Direito à água é responsabilidade política
08/07/2020
Opinião de Paulo Alves – Milheirós de Poiares
Muito se tem escrito e falado sobre a questão das concessões ao setor privado do serviço de distribuição da água, saneamento, e recolha dos resíduos sólidos, só para falar destes. Está provado à sociedade que tais concessões se revelaram num negócio altamente ruinoso para os consumidores e para as autarquias.
Curiosamente é nas autarquias que este negócio continua a ter os seus defensores, e não há partidos, são todas as autarquias, quer por acção, quer por omissão. Evidentemente, os autarcas que se predispuseram a assinar tais contratos, são os primeiros responsáveis pela ruinosa solução, muitos dos quais já não estão em funções e nunca foram responsabilizados por esses atos, pese embora todos os pareceres negativos emanados do Tribunal de Contas. Como o Ministério Público se eximiu da responsabilidade de investigar e escrutinar tais monstruosidades, os responsáveis ficaram isentos de qualquer responsabilização criminal ou censura política. A única oposição coube a alguns grupos de utentes que se organizaram para lutar pelo direito universal do acesso à água e ao saneamento, e a propostas apresentadas por alguns deputados em assembleia municipal, que defendiam a remunicipalização dos serviços, mas que acabaram derrotadas pelos deputados afetos à maioria. Aqueles utentes que não baixaram os braços e foram lutando na defesa do seu inegociável direito à água, conseguiram a reversão da concessão, cujo exemplo mais recente ocorreu em Mafra.
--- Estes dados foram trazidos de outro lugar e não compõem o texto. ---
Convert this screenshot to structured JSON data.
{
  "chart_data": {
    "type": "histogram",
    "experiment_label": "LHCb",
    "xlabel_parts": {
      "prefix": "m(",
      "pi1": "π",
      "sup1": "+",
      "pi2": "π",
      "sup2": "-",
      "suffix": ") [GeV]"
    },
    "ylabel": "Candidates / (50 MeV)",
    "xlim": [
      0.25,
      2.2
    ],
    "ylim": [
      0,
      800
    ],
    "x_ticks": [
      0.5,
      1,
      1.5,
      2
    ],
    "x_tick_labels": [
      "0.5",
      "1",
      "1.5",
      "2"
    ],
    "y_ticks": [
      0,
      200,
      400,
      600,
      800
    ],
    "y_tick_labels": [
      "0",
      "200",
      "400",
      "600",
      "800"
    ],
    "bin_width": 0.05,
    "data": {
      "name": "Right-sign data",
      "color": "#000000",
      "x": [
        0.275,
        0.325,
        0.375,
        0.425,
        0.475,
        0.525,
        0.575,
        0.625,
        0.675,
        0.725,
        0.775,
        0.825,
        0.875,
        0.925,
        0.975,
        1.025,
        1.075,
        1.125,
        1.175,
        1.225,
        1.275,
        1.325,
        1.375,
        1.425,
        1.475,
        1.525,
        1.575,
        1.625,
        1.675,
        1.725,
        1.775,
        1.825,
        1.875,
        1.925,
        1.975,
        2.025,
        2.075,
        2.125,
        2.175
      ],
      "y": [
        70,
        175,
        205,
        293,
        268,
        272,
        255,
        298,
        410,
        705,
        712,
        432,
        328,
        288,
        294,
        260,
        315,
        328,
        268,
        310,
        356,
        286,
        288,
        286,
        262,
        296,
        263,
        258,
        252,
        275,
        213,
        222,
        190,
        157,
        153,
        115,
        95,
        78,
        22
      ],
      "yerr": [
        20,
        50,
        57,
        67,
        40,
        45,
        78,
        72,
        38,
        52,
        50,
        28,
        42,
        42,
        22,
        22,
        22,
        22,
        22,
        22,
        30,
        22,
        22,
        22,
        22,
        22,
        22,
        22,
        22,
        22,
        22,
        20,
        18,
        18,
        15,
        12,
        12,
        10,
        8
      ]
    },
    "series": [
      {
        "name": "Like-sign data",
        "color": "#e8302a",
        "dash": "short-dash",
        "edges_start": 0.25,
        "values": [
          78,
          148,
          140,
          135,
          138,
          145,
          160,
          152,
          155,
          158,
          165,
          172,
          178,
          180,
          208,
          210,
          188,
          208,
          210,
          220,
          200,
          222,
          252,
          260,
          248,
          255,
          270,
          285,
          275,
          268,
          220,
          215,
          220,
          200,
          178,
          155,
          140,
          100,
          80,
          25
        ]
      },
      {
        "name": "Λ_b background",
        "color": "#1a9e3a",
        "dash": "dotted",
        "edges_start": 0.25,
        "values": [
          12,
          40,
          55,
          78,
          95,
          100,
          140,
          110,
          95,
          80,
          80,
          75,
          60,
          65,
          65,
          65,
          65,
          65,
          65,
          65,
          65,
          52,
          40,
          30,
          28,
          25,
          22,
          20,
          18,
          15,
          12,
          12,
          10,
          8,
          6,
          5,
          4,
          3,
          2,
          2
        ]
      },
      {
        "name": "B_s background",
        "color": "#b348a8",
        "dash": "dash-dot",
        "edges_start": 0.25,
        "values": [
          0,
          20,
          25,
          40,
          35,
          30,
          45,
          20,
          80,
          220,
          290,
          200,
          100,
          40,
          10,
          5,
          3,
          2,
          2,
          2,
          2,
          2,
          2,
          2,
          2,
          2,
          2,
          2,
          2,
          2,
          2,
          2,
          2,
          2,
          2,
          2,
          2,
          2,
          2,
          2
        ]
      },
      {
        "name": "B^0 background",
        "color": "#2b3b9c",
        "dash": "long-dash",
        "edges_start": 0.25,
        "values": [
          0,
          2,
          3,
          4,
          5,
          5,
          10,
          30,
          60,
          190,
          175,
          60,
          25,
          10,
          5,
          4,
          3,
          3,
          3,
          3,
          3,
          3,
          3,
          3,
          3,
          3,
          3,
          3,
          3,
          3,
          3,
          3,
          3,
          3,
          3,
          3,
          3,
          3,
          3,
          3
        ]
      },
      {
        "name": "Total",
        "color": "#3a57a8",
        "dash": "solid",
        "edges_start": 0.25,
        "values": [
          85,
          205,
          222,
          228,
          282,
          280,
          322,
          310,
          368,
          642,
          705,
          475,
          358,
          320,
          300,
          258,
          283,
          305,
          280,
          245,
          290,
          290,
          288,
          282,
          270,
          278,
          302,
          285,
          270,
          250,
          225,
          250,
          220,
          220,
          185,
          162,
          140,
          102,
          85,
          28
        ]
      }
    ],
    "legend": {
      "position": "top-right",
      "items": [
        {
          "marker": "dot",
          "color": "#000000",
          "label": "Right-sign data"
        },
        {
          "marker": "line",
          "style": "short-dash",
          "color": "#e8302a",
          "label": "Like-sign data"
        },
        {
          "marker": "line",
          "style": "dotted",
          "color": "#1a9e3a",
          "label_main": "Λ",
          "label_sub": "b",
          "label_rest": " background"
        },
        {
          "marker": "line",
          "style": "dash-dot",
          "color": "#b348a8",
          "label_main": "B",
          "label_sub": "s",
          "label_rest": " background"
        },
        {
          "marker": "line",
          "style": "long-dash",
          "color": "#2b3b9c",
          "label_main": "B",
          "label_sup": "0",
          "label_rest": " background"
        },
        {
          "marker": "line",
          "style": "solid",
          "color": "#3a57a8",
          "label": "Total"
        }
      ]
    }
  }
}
Lamentavelmente a maioria dos autarcas (Presidentes de Câmara) que sucederam aos que assinaram os contratos de concessão, mantiveram a situação tendo permitido inclusivamente aumentos sucessivos nos tarifários, não obstante alguns deles terem feito objecto de campanha o repúdio pelas concessões com compromisso nalguns casos de procederem à remunicipalização dos serviços.
É este o panorama que vivemos nos concelhos das terras de Santa Maria. As Câmaras Municipais cujos executivos elegemos no pressuposto de defenderem os nossos direitos, continuam de costas viradas para aquele que é talvez o assunto que mais urge resolver. Reclamar individualmente, abaixo assinados, desabafos na imprensa e nas redes sociais, parece não ser suficiente para sensibilizar os responsáveis, ocupados que andam todos a tratar de novos licenciamentos para novas grandes superfícies comerciais, e das costumeiras obras pré-eleitorais.
É uma agradável e esperançosa notícia o surgimento de uma associação de defesas dos serviços públicos no âmbito dos três concelhos das Terras de Santa Maria. Os seus promotores perceberam que só uma resposta ampla e unificada, numa associação deste tipo, pode dar passos para resolver os problemas da falta de resposta no abastecimento de água e do saneamento a todos os habitantes, que está por cumprir, as diversas irregularidades dos tarifários, estabelecer uma postura de respeito da concessionária com os utentes, no que concerne às respostas às reclamações e no envio de correspondência, em tom ameaçador decorrente da situação de monopólio, e para a necessária e inevitável remunicipalização do serviço de abastecimento de água, do saneamento e da recolha dos resíduos sólidos.
Ficam agora criadas melhores condições para a prossecução daqueles objectivos, certos de que se trata de uma corrida de fundo, com dificuldades a enfrentar, tendo em conta os grandes interesses que resistirão a ceder. Mas o fácil já está feito e não é o nosso mister, o difícil é a tarefa que se impõe. Impossíveis não existem.